Personal information
- Born: January 31, 1946 (age 80) Dublin, Ireland
- Listed height: 6 ft 1 in (1.85 m)
- Listed weight: 232 lb (105 kg)

Career information
- High school: Bishop Amat Memorial (La Puente, California, U.S.)
- College: USC (1964-1967)
- NFL draft: 1968: 3rd round, 68th overall pick

Career history

Playing
- Philadelphia Eagles (1968–1972); Detroit Lions (1972); Chicago Bears (1973); The Hawaiians (1974–1975);

Coaching
- The Hawaiians (1975) Linebackers coach;

Awards and highlights
- Consensus All-American (1967); Second-team All-American (1966); 2× First-team All-Pac-8 (1966, 1967);

Career NFL statistics
- Fumble recoveries: 4
- Interceptions: 3
- Stats at Pro Football Reference

= Adrian Young (American football) =

American football player (born 1946)

Matthew Adrian Young Jr. (born January 31, 1946) is a former American football linebacker who played six seasons in the National Football League (NFL). Young played college football for the University of Southern California (USC), and earned All-American honors. The Philadelphia Eagles chose him in the third round of the 1968 NFL/AFL draft, and he played professionally for the Eagles, Detroit Lions and Chicago Bears.

==Early life==
Young was born in Dublin, Ireland. He attended Bishop Amat Memorial High School in La Puente, California, and played high school football for the Amat Lancers.

==College career==
Young enrolled in the University of Southern California, where he played for the USC Trojans football team from 1965 to 1967.
Following his 1967 senior season, he was recognized as a consensus first-team All-American.

==Professional career==
He was drafted by the Philadelphia Eagles in the third round, 68th overall pick, of the 1968 NFL Draft.
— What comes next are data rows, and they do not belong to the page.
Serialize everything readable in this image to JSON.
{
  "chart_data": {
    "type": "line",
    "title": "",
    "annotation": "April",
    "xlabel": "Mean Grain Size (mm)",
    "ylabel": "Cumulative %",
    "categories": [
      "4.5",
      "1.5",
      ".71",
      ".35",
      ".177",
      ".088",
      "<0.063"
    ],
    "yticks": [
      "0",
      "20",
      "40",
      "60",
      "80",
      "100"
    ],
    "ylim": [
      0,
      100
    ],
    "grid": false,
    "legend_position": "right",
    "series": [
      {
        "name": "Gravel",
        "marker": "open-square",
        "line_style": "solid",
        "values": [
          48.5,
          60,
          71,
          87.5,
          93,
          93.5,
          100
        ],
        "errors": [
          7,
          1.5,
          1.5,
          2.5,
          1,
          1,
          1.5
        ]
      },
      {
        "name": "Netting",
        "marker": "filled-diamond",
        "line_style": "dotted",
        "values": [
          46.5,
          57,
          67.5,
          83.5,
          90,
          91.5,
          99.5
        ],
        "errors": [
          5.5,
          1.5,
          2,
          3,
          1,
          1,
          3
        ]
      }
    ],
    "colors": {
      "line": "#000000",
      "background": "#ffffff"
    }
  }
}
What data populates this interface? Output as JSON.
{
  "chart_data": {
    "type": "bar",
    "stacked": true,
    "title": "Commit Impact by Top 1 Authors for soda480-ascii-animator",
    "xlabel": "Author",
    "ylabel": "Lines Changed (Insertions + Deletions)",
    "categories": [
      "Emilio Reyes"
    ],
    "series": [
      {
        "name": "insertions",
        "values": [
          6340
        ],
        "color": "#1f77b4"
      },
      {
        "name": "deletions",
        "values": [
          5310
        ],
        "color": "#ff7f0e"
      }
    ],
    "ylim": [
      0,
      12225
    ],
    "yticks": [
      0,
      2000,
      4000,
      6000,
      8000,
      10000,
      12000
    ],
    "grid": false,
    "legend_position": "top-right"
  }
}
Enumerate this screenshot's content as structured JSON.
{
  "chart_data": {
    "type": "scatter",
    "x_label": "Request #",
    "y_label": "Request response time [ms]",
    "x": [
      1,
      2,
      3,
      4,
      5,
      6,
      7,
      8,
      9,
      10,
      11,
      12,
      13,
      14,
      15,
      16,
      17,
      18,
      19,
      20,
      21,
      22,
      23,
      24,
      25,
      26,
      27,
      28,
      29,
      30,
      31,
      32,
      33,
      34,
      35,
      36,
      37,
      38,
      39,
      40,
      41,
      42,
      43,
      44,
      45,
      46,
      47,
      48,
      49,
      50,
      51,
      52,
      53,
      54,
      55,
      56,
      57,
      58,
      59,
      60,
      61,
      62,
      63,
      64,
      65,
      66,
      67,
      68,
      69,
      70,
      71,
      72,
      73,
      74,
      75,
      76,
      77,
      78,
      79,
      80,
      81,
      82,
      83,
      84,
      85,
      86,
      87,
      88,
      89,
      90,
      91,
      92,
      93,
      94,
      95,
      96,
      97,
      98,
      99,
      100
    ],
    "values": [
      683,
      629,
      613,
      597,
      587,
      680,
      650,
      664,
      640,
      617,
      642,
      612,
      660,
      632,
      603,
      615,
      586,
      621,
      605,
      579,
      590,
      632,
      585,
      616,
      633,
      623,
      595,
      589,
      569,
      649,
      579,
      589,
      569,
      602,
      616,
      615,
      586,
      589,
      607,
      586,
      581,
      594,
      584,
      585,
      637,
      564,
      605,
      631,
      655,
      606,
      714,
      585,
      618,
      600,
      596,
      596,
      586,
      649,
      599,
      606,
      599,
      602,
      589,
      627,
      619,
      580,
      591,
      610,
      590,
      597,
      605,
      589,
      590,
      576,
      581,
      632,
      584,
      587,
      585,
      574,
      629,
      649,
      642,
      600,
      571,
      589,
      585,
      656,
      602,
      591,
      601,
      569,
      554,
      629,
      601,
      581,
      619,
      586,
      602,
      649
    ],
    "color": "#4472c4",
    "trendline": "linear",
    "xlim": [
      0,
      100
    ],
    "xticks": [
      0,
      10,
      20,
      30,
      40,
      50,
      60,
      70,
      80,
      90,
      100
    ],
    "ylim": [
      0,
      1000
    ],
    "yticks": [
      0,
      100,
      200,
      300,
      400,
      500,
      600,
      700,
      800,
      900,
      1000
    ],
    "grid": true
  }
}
He played for the Eagles for five seasons from 1968 to 1972. He played part of the 1972 NFL season for the Detroit Lions, and played his last NFL season for the Chicago Bears in 1973. During his six NFL seasons, he appeared in 52 regular season games, and started 24 of them.

He was also a member of The Hawaiians of the World Football League (WFL) in 1974.